SEMARANG |PortalindonesiaNews.Net – Proses seleksi jajaran Direksi dan Komisaris Utama (Komut) Badan Usaha Milik Daerah (BUMD) Jawa Tengah kini menjadi sorotan tajam. Setelah DPRD Jawa Tengah mengaku tidak dilibatkan dan tidak mengetahui mekanisme seleksi yang digelar Panitia Seleksi (Pansel), kini giliran Ombudsman RI Perwakilan Jawa Tengah yang angkat bicara.
Lembaga pengawas pelayanan publik itu menegaskan, rekrutmen jajaran BUMD tidak boleh dilakukan “diam-diam” tanpa publikasi yang memadai. Menurut Ombudsman, proses seleksi yang minim sosialisasi dan tertutup berpotensi menimbulkan maladministrasi serta mengabaikan prinsip transparansi dan akuntabilitas publik.
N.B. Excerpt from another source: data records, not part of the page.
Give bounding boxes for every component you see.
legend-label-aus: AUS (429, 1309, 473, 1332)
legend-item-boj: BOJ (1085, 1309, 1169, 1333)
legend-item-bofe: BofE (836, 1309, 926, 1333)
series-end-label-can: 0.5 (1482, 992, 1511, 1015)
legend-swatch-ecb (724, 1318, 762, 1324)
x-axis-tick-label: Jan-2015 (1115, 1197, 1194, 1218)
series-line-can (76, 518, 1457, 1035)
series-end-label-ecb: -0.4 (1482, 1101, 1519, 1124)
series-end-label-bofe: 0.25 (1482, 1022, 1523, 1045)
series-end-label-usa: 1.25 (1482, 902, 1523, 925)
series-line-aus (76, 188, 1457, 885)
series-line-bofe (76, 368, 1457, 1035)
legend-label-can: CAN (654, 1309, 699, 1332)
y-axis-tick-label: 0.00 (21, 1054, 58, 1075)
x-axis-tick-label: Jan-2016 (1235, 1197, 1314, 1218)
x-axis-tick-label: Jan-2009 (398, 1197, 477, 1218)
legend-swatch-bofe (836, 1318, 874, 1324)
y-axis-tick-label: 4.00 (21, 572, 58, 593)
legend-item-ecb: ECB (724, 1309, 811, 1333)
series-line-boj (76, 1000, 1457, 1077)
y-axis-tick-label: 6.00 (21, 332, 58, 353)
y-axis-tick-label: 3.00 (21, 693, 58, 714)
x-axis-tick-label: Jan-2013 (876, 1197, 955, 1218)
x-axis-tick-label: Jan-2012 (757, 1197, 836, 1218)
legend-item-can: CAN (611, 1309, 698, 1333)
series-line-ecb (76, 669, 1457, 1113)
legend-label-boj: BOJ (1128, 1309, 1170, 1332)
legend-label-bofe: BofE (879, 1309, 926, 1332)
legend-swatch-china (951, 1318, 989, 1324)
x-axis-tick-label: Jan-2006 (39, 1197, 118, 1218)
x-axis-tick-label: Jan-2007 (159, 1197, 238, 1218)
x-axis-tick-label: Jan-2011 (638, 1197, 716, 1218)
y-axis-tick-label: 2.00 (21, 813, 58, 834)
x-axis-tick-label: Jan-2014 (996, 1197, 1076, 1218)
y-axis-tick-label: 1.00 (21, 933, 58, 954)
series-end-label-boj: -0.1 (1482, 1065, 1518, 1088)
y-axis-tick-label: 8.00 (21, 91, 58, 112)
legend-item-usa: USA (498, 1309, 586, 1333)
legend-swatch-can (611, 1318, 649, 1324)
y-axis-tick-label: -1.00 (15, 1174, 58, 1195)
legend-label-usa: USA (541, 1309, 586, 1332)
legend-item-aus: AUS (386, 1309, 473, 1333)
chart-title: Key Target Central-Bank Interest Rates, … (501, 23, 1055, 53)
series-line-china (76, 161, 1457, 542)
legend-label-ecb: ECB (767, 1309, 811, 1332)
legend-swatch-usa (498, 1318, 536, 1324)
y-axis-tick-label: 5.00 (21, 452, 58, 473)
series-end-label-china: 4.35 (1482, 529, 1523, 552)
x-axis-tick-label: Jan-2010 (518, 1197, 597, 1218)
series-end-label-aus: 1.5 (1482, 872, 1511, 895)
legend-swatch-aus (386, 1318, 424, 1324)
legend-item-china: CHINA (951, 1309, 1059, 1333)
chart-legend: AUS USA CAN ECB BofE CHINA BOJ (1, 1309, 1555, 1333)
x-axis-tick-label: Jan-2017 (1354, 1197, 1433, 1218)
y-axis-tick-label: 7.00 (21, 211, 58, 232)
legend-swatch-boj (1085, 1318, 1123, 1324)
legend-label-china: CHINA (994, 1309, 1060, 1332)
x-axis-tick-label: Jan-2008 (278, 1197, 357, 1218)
Kepala Ombudsman RI Perwakilan Jawa Tengah, Siti Farida, menegaskan bahwa tata cara pengangkatan direksi maupun komisaris telah diatur secara jelas dalam Peraturan Pemerintah (PP) Nomor 54 Tahun 2017 tentang BUMD.
“Setiap calon wajib melalui uji kelayakan dan kepatutan (UKK) yang dilaksanakan oleh tim atau lembaga profesional. Semua tahapannya harus dilakukan secara terbuka agar publik bisa ikut mengawasi,” ujar Farida, Kamis (2/10/2025).
Farida menambahkan, prinsip keterbukaan mencakup publikasi di media massa, baik lokal maupun nasional. Hal itu penting agar masyarakat, pemangku kepentingan, hingga media dapat memberikan masukan terhadap para calon yang mendaftar.
“Keterbukaan penting untuk mencegah maladministrasi berupa penyalahgunaan wewenang dan penyimpangan prosedur. Publik berhak tahu siapa saja yang mendaftar, bagaimana seleksinya, dan siapa yang lolos,” tegasnya.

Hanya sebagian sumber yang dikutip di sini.